Da kommt der Protest, die Empörung über das Handeln der Frau.

Ihr Protest ist logisch, sinnvoll, wirtschaftlich vernünftig und entspricht doch eigentlich Jesu eigenem Handeln und dem Gebot der Liebe.
Ich kenne diesen Protest: Manchmal bringe ich ihn selber an, wenn ich mich über etwas empöre und denke, dass man als guter Christ doch dieses nicht tun kann und jenes tun muss; manchmal höre ich ihn von anderen und ich kann es schon nicht mehr hören, was man nicht alles tun muss als Christ: für dieses und gegen das sein; sich einsetzen für dieses Anliegen oder gegen jenes Problem. Und immer schwingt unterschwellig die Aussage mit: Nur wenn du so bist, wie es meiner Vorstellung entspricht, bist du ein guter Christ!

Doch Jesus wehrt den Protest ab:

Er wehrt nicht ab, dass wir darum ringen sollen, wie wir als Christen leben sollen. Nein, sondern er hält ihnen entgegen: Was ihr da sagt, das könnt ihr doch tun, immer und immer wieder, aber es gibt noch etwas Wichtigeres für euch als Jünger, als Christen, als Gemeinde, als Menschen, und das tut diese Frau hier.

Was diese Frau Besonderes tut, das wollen wir uns jetzt etwas genauer ansehen:     

Salbungen gab es in Israel zum Beispiel, wenn Gästen beim Eintreten ins Haus die Füße gewaschen wurden, oder wenn insbesondere Könige nach ihrem Tod einbalsamiert wurden, oder wenn ein Prophet jemand zum neuen König gesalbt hat. In unserer Geschichte geht es um die Totensalbung und die Königssalbung.

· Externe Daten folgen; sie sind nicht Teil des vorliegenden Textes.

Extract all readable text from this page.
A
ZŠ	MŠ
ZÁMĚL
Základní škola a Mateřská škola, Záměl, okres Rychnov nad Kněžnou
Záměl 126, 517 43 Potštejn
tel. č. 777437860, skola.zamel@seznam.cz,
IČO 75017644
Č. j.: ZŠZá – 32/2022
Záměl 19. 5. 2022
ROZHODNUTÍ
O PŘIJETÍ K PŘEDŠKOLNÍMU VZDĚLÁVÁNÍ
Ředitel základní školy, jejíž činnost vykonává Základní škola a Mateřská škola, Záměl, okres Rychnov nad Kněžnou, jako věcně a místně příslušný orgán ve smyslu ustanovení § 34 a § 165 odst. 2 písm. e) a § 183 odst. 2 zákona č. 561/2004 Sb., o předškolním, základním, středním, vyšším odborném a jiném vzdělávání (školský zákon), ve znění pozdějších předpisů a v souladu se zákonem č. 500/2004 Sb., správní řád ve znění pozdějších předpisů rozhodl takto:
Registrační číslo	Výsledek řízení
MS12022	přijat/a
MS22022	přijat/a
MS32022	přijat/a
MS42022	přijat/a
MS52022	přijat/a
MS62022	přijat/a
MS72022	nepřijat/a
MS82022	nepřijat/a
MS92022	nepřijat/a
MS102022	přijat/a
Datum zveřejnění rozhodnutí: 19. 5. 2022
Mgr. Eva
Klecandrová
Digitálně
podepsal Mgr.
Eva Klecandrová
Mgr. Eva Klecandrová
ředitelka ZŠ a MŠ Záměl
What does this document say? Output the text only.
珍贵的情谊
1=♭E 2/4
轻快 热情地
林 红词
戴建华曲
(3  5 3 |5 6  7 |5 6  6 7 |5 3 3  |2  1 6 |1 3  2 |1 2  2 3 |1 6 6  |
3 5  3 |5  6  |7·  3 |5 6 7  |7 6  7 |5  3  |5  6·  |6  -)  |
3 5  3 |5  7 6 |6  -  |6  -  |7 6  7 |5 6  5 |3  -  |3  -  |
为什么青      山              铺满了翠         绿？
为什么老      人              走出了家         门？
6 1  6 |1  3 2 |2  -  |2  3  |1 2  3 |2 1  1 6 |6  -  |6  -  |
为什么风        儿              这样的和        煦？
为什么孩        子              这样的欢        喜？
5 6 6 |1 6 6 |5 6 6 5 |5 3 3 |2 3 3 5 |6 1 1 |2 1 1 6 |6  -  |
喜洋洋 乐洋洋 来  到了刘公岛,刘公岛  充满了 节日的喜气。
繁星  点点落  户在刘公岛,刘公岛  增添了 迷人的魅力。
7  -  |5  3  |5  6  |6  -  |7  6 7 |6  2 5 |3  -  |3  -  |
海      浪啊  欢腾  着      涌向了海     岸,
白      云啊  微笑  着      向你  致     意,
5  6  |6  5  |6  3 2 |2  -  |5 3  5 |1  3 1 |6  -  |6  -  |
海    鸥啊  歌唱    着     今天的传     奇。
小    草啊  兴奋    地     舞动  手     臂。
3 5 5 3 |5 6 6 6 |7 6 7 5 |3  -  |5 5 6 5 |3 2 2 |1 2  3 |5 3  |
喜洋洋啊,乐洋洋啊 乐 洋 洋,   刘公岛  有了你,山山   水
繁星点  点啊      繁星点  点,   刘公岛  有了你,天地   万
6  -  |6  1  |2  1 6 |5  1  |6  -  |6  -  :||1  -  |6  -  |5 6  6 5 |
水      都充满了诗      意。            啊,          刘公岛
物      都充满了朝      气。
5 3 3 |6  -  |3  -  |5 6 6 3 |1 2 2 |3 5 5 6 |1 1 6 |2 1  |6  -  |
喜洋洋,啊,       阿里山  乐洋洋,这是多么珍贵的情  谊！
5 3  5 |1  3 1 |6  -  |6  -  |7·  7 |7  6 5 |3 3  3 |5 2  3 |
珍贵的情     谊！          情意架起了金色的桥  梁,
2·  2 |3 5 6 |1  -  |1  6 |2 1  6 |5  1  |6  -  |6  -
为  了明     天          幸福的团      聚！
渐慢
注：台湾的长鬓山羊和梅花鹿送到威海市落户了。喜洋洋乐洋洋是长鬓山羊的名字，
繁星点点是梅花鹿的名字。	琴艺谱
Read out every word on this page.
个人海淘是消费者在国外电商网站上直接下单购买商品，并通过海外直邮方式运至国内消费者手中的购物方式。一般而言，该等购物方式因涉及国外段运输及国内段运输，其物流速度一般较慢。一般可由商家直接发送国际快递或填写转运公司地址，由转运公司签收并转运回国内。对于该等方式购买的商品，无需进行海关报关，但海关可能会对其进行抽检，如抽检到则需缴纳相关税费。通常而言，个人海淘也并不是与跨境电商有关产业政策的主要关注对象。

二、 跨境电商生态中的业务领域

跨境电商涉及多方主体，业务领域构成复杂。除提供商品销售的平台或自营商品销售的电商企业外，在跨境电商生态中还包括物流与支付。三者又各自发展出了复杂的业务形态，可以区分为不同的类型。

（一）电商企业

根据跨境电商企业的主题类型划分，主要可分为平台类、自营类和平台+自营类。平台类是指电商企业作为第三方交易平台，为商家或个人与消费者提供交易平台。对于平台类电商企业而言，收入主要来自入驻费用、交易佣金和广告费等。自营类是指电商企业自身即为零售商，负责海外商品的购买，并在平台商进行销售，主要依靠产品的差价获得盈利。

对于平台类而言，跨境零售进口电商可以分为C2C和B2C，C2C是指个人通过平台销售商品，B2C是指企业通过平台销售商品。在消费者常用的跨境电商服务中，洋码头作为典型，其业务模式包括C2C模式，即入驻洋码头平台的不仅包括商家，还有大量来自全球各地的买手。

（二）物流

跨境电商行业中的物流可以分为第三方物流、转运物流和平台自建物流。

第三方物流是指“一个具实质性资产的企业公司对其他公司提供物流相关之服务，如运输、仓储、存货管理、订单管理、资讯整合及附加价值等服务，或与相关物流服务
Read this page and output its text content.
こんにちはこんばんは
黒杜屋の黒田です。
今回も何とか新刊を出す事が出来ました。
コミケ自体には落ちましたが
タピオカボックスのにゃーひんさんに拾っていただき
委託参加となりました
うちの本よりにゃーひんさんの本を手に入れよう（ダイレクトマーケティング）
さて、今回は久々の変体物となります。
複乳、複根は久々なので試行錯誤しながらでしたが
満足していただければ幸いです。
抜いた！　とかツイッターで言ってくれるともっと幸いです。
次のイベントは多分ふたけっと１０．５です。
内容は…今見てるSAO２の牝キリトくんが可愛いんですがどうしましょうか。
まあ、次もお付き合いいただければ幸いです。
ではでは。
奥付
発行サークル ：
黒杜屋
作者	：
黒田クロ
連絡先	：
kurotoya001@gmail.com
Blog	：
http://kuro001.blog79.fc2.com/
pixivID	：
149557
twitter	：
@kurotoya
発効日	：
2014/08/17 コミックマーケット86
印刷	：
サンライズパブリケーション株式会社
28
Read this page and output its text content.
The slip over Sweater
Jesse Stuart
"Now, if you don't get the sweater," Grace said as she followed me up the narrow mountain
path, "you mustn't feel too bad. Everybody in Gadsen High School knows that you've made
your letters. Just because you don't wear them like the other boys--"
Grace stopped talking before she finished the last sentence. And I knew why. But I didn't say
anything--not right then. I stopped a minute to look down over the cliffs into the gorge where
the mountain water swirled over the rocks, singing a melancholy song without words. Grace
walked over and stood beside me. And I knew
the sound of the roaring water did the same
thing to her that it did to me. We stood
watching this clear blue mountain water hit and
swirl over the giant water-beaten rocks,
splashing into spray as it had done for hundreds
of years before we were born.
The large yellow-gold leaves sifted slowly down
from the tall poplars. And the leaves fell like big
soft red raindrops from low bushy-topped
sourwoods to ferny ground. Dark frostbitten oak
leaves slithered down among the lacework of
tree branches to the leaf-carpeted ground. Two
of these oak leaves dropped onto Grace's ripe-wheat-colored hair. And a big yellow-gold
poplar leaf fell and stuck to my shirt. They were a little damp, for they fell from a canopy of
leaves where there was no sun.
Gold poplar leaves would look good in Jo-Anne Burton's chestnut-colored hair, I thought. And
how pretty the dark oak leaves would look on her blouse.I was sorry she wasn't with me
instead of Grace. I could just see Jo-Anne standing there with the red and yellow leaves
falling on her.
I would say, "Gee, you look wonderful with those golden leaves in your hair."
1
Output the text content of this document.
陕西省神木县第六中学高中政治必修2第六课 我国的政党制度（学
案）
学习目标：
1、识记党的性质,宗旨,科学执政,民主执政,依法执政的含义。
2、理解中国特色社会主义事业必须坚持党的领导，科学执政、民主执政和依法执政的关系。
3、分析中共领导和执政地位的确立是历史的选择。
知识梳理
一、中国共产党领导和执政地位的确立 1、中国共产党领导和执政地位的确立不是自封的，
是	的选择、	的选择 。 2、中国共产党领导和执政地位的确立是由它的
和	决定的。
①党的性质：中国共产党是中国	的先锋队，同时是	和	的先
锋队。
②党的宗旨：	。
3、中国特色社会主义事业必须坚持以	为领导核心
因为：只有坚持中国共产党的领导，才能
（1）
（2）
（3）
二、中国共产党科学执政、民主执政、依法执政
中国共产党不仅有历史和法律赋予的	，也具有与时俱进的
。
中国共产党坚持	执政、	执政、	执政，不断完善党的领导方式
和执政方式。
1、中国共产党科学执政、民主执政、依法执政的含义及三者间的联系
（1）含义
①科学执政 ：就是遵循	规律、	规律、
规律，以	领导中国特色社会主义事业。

In dem, was die Frau hier tut, wird deutlich:

Jesus wird nicht in einer Feier, in der der König von den Fürsten und großen Persönlichkeiten proklamiert wird, zum König gesalbt, sondern auf seinem Weg zum Sterben, in die letzte Niedrigkeit. Und das geschieht nicht durch einen großen und anerkannten Propheten, sondern durch eine namens- und bedeutungslose Frau. Jesus wird nicht zum König gesalbt, weil Menschen ihm zujubeln, ihn anerkennen und ihn wollen, sondern durch die Liebe eines niedrigen Menschen, dessen Liebe auch in seinem Sterben noch da ist.

Durch die Liebe zu Jesus macht sie ihn, der bald sterben wird, zum König über sich und aus Liebe gibt sie Ihm Ihr Bestes, alles, was sie hat.         

Jesus weist auf die Frau hin, weil er deutlich macht, dass sie etwas Wichtigeres tut als das, was alle anderen mit ihrer schönen Moral anmahnen. Ihn aus Liebe zu seinem König und Herrn machen, darauf kommt es an. Das soll unsere Mitte sein, im Leben, in der Gemeinde, für alle Menschen.

Und das ist wichtig für unser Leben,

denn mit unseren Vorstellungen von dem, was man zu tun hat, wie man zu leben hat, kommen wir oft nicht weit. Sie geben uns eine scheinbare fromme Sicherheit, aber gleichzeitig führen sie uns in die Irre. Wir können damit Gutes tun und gleichzeitig schaden wir anderen Menschen; wir können uns damit gut fühlen, weil wir viel erfüllen oder als Versager, weil wir es nicht schaffen. Sie erweisen sich letztlich als schlechte Orientierung, die nur zu Streit führt und sie geben uns in schweren Zeiten keinen Halt, keine Geborgenheit und keine Hoffnung auf die Ewigkeit. Dagegen gibt uns die innige Beziehung zu Christus eine gute Orientierung durch den Dschungel des Lebens, gibt uns festen Halt in schweren Zeiten und eine sichere Hoffnung auf die Ewigkeit.

Genauso wichtig ist es für eine Kirchengemeinde, dass die Liebe zu Christus in der Mitte steht.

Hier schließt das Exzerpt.